3 Because of the fragrance of your good ointments,
Your name is ointment poured forth;
Therefore the virgins love you.
4 Draw me away! “

Song of Solomon 1:2-4

“Dear God, I think about you sometimes even when I am not praying.” 

Elliot, “Children’s Letters to God”

It may seem heretical, but it seems that spiritual growth is being reduced to ‘bullet points’ of a presentation. And that really does scare me.  We are looking to fall into a trap ‘head over heels’ right into a place that has promised so much, and yet delivers so little. We have been reduced to a mindset of which the ‘disciplines’ of the Christian life have become formulaic, and  robotical.  Somehow, we are missing the purpose as our discipleship begins to grow hard and slowly turns to stone.

But a kiss, on the other hand, is undefinable; it can’t be quantified and defies rules.

I fear the formula, and repudiate the rules.  I am disturbed that our discipleship can become self-moving, self-regulating, self-starting.

When will realize that Jesus is looking for lovers?  Somehow we think we can extract romance, diminish intimacy and choose to walk mechanically through life.  We are losing our created and given purpose to be in close fellowship with Him.

There is a monstrous industry in all of this, a callous system. With the absence of an intimacy with Jesus, the following will actually become dangerous.

  • formulas, counselors, life-coaches
  • training programs,
  • media: books, podcasts, TV
  • conferences, prophetic worship
  • magazines, “special” books
  • inspirational speakers, favorite Bible teachers
  • and even websites, (like this one!)

We often turn to them to get what we think we need.
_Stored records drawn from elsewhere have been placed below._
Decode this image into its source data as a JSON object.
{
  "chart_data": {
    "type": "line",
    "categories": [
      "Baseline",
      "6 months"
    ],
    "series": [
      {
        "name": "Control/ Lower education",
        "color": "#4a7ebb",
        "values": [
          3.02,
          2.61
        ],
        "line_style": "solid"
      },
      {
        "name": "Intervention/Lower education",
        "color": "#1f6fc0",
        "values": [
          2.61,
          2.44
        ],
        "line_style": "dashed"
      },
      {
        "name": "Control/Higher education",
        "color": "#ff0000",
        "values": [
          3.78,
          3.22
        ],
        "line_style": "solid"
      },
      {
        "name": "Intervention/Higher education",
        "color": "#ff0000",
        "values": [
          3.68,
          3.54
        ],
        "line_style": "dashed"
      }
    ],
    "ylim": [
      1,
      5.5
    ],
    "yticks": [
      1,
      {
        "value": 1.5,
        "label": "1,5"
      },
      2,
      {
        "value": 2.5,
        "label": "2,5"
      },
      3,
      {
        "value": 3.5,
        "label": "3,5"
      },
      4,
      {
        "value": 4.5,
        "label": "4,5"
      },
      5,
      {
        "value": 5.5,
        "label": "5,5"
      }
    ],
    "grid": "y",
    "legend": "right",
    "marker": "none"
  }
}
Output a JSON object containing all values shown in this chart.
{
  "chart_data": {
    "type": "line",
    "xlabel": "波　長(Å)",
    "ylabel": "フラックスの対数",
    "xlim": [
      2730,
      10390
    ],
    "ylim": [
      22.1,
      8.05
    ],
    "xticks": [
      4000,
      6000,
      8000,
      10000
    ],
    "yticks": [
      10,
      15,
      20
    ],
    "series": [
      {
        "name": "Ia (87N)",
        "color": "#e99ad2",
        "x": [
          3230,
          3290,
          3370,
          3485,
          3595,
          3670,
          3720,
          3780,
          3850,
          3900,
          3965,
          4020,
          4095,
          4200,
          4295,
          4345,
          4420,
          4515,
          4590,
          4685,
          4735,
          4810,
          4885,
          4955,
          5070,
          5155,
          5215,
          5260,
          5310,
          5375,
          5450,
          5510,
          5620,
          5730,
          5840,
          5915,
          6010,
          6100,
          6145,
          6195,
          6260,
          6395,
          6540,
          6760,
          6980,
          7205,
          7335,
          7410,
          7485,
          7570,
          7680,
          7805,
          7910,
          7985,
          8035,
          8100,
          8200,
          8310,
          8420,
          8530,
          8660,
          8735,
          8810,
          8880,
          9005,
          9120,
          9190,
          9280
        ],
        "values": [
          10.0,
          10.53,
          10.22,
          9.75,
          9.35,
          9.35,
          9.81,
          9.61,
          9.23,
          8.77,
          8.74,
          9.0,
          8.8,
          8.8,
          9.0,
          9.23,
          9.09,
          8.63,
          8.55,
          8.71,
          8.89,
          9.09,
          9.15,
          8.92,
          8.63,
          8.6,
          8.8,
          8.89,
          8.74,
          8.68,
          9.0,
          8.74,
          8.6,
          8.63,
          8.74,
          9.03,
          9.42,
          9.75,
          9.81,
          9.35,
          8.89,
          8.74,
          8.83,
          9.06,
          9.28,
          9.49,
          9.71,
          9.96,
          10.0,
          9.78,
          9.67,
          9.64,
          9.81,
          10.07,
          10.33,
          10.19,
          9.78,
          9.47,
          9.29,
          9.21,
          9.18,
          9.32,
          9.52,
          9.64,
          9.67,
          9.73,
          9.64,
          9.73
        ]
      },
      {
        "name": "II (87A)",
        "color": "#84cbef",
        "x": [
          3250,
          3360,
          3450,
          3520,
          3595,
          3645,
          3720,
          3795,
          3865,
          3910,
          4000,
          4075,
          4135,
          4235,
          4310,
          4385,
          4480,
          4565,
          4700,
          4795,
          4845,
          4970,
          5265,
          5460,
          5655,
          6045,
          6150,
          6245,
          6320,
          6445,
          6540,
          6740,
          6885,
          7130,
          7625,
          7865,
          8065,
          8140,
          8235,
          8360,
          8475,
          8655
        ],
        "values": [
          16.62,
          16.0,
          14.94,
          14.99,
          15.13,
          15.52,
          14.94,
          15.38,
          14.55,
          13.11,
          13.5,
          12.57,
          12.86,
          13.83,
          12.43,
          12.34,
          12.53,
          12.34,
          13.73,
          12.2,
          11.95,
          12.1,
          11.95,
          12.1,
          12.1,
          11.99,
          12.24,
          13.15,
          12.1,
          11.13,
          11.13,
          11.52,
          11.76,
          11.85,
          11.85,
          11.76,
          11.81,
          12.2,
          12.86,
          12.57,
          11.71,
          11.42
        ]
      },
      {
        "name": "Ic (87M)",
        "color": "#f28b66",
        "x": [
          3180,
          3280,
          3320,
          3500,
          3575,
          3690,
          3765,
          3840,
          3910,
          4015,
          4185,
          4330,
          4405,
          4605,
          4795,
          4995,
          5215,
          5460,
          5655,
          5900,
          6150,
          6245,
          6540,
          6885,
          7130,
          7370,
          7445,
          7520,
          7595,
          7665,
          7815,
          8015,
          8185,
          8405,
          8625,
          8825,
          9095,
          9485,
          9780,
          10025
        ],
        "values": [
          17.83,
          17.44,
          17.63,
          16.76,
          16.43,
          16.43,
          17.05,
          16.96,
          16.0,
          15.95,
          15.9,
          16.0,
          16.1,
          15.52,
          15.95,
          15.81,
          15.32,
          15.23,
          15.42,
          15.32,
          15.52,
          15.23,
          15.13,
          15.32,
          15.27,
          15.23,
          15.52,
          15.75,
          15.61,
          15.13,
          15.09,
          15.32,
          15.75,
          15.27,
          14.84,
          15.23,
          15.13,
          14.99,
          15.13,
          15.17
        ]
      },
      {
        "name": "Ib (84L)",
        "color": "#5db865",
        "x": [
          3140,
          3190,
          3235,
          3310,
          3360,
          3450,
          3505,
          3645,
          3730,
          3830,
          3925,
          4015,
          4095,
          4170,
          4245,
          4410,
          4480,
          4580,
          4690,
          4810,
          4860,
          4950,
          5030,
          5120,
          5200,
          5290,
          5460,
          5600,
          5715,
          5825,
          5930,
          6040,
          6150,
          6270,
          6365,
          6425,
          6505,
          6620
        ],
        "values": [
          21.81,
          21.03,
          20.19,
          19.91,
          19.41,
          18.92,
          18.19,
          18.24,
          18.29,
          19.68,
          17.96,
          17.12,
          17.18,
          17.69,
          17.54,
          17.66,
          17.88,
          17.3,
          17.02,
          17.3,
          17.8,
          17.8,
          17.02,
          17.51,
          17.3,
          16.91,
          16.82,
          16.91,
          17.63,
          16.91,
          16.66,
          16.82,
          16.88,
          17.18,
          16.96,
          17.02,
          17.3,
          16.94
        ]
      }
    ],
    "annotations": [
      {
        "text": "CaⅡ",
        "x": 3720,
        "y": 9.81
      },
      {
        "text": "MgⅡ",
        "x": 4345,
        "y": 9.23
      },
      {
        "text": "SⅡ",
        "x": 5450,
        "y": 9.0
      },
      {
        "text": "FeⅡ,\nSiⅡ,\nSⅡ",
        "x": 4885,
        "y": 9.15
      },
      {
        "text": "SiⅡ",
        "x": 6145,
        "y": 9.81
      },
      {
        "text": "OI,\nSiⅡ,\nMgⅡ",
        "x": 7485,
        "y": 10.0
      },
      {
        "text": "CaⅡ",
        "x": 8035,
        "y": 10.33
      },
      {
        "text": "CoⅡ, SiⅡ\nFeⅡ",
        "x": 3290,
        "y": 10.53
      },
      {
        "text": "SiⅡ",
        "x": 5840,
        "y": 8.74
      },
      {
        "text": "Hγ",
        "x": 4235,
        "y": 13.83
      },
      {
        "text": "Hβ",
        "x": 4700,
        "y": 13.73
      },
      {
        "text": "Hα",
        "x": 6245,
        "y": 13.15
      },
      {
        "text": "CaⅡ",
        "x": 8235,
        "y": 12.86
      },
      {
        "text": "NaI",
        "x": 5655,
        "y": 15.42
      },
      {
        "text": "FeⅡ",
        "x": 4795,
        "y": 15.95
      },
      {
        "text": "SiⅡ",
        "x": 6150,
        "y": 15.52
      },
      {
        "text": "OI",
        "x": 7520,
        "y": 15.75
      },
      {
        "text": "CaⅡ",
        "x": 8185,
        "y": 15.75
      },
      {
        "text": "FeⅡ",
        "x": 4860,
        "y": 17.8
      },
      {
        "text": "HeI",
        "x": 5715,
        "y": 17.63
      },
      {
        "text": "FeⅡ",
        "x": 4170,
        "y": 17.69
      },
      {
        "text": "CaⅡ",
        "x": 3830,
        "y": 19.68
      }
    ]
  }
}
The delusion is that we can become moral and true, without an intimacy with Jesus. I guarantee this, without a deep intimacy with Him, these “things” will invariably disappoint us. But truly, we seldom do intimacy well.

Authentic growth will not happen overnight.  Many get so disappointed, and disillusioned that they just quit walking and become hardened aand very unhappy. They may or may not become apostate. The Lord sees them, and loves them at a distance.

We can’t use the above list, but the Holy Spirit can.  He uses these things, but there can never be confusion on who is working. I must relate to Him and strengthened in His strength.  I must be as intimate as I can in His presence.

There can never be an authentic spirituality, without a real romance with Jesus We must be taken up with Him and enthralled.  We must recover the “courtship of the Lord.” Prayer starts to become a passionate tryst, and worship an affair of the heart.  This where we meet begin to meet him directly, and authentically.

For good people, God is a religion. For the saints he is a kiss and an embrace.

Passion, and not principles (even if they are noble ones) will carry the day. It’s about desperation, not obligation.  I will be the first to admit that these maybe these differences seem subtle and trivial, but they’re not.  Romance brings roses to a rendezvous, with a passionate and openly declared ‘first love.’ Yet so often we shuffle in and grovel to bring our list of things we need or want. Few be the lovers, that find true contentment and freedom and real peace when they are alone with their Beloved.